Hiob
Kapitel 31
Ich hatte einen Bund gemacht mit meinen Augen, daß ich nicht lüstern blickte auf eine Jungfrau.
2 Was gäbe sonst mir Gott als Teil von oben und was für ein Erbe der Allmächtige aus der Höhe?
3 Wäre es nicht Verderben für den Ungerechten und Unglück für den Übeltäter?
4 Sieht er nicht meine Wege und zählt alle meine Schritte?
5 Bin ich gewandelt in Falschheit, oder ist mein Fuß geeilt zum Betrug?
6 Gott möge mich wiegen auf rechter Waage, so wird er erkennen meine Unschuld!
7 Ist mein Gang gewichen vom Wege und mein Herz meinen Augen nachgefolgt und blieb etwas hängen an meinen Händen,
8 so will ich säen, aber ein anderer soll es essen, und was mir gewachsen ist, soll entwurzelt werden.
9 Hat sich mein Herz betören lassen um eines Weibes willen und hab ich an meines Nächsten Tür gelauert,
10 so soll mein Weib einem andern mahlen, und andere sollen sich über sie beugen.
11 Denn das ist eine Schandtat und eine Schuld, die vor die Richter gehört.
12 Ja, das ist ein Feuer, das bis in den Abgrund frißt und all meine Habe bis auf die Wurzel vernichtet.
13 Hab ich mißachtet das Recht meines Knechts oder meiner Magd, wenn sie eine Sache wider mich hatten,
14 was wollte ich tun, wenn Gott sich erhebt, und was würde ich antworten, wenn er nachforscht?
15 Hat nicht auch ihn erschaffen, der mich im Mutterleibe schuf, hat nicht der Eine uns im Mutterschoß bereitet?
16 Hab ich den Bedürftigen ihr Begehren versagt und die Augen der Witwe verschmachten lassen?
17 Hab ich meinen Bissen allein gegessen, und hat nicht die Waise auch davon gegessen?

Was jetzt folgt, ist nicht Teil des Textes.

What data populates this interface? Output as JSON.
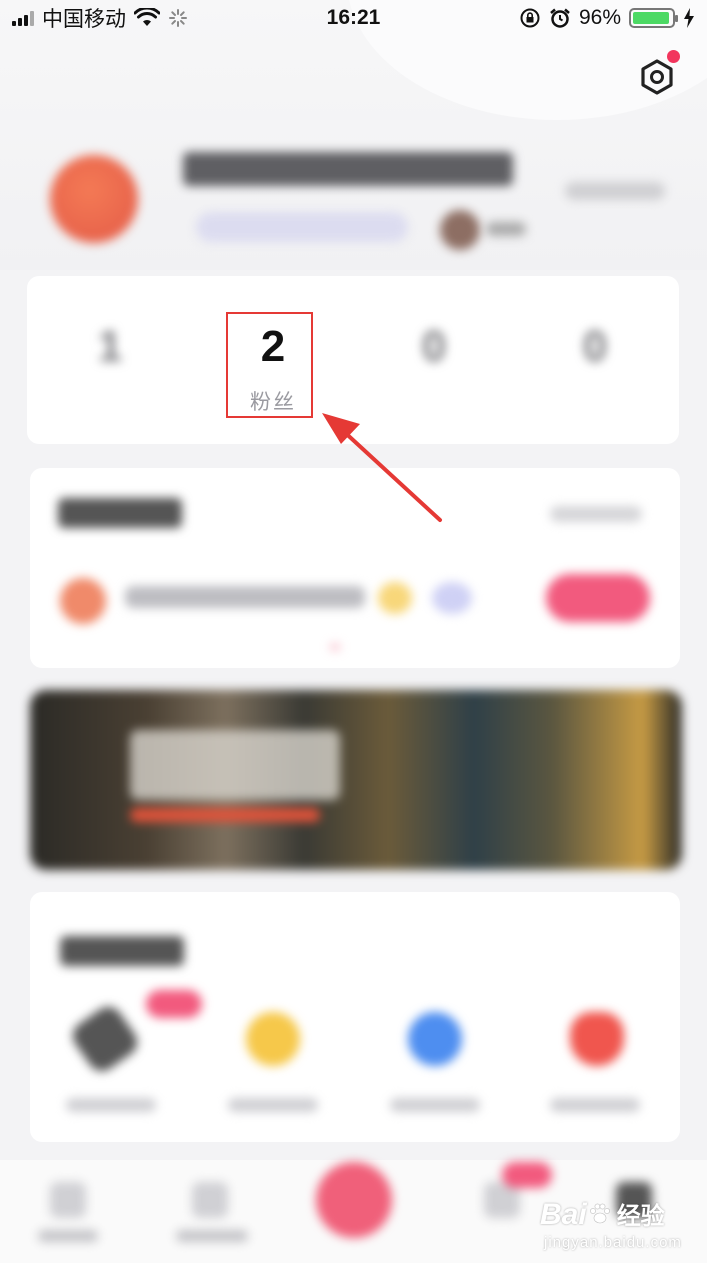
{
  "status_bar": {
    "carrier": "中国移动",
    "time": "16:21",
    "battery_percent": "96%",
    "battery_level": 0.96,
    "icons": [
      "signal-icon",
      "wifi-icon",
      "loading-icon",
      "rotation-lock-icon",
      "alarm-icon",
      "battery-icon",
      "charging-icon"
    ]
  },
  "header": {
    "settings_icon": "settings-hexagon-icon",
    "has_notification_dot": true
  },
  "stats": [
    {
      "value": "1",
      "label": "",
      "blurred": true
    },
    {
      "value": "2",
      "label": "粉丝",
      "blurred": false,
      "highlighted": true
    },
    {
      "value": "0",
      "label": "",
      "blurred": true
    },
    {
      "value": "0",
      "label": "",
      "blurred": true
    }
  ],
  "annotation": {
    "type": "arrow",
    "color": "#e53935",
    "target": "fans-stat"
  },
  "watermark": {
    "brand": "Bai",
    "brand_cn": "经验",
    "url": "jingyan.baidu.com"
  }
}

18 Nein, ich habe sie von Jugend auf gehalten wie ein Vater, und ich habe sie von Mutterleib an geleitet.
19 Hab ich zugesehen, wie jemand ohne Kleid verkommen ist, und den Armen ohne Decke gehen lassen?
20 Hat er mich nicht gesegnet, wenn er von der Wolle meiner Lämmer erwärmt wurde?
21 Hab ich meine Hand gegen eine Waise erhoben, weil ich sah, daß ich im Tor Helfer hatte,
22 so falle meine Schulter vom Nacken und mein Arm breche aus dem Gelenk!
23 Denn ich müßte Gottes Strafe über mich fürchten und könnte seine Hoheit nicht ertragen.
24 Hab ich das Gold zu meiner Zuversicht gemacht und zum Feingold gesagt: «Mein Trost»?
25 Hab ich mich gefreut, daß ich großes Gut besaß und meine Hand so viel erworben hatte?
26 Hab ich das Licht angesehen, wenn es hell leuchtete, und den Mond, wenn er herrlich dahinzog,
27 daß mich mein Herz heimlich betört hätte, ihnen Küsse zuzuwerfen mit meiner Hand?
28 Das wäre auch eine Missetat, die vor die Richter gehört; denn damit hätte ich verleugnet Gott in der Höhe.
29 Hab ich mich gefreut, wenn's meinem Feinde übel ging, und mich erhoben, weil ihn Unglück getroffen hatte?
30 Nein, ich ließ meinen Mund nicht sündigen, daß ich verwünschte mit einem Fluch seine Seele.
31 Haben nicht die Männer in meinem Zelt sagen müssen: «Wo ist einer, der nicht satt geworden wäre von seinem Fleisch?»
32 Kein Fremder durfte draußen zur Nacht bleiben, sondern meine Tür tat ich dem Wanderer auf.
33 Hab ich meine Übertretungen, wie Menschen tun, zugedeckt, um heimlich meine Schuld zu verbergen,
34 weil ich mir grauen ließ vor der großen Menge und die Verachtung der Sippen mich abgeschreckt hat, so daß ich still blieb und nicht zur Tür hinausging?
35 O hätte ich einen der mich anhört – hier meine Unterschrift Der Allmächtige antworte mir oder die Schrift die mein Verkläger geschrieben
36 Wahrlich dann wollte ich sie auf meine Schulter nehmen und wie eine Krone tragen
37 Ich wollte alle meine Schritte ihm ansagen und wie ein Fürst ihm nahen
38 Hat mein Acker wider mich geschrien und haben miteinander seine Furchen geweint,
39 hab ich seine Früchte unbezahlt gegessen und seinen Ackerleuten das Leben sauer gemacht,
40 so sollen mir Disteln wachsen statt Weizen und Unkraut statt Gerste. Die Worte Hiobs haben ein Ende.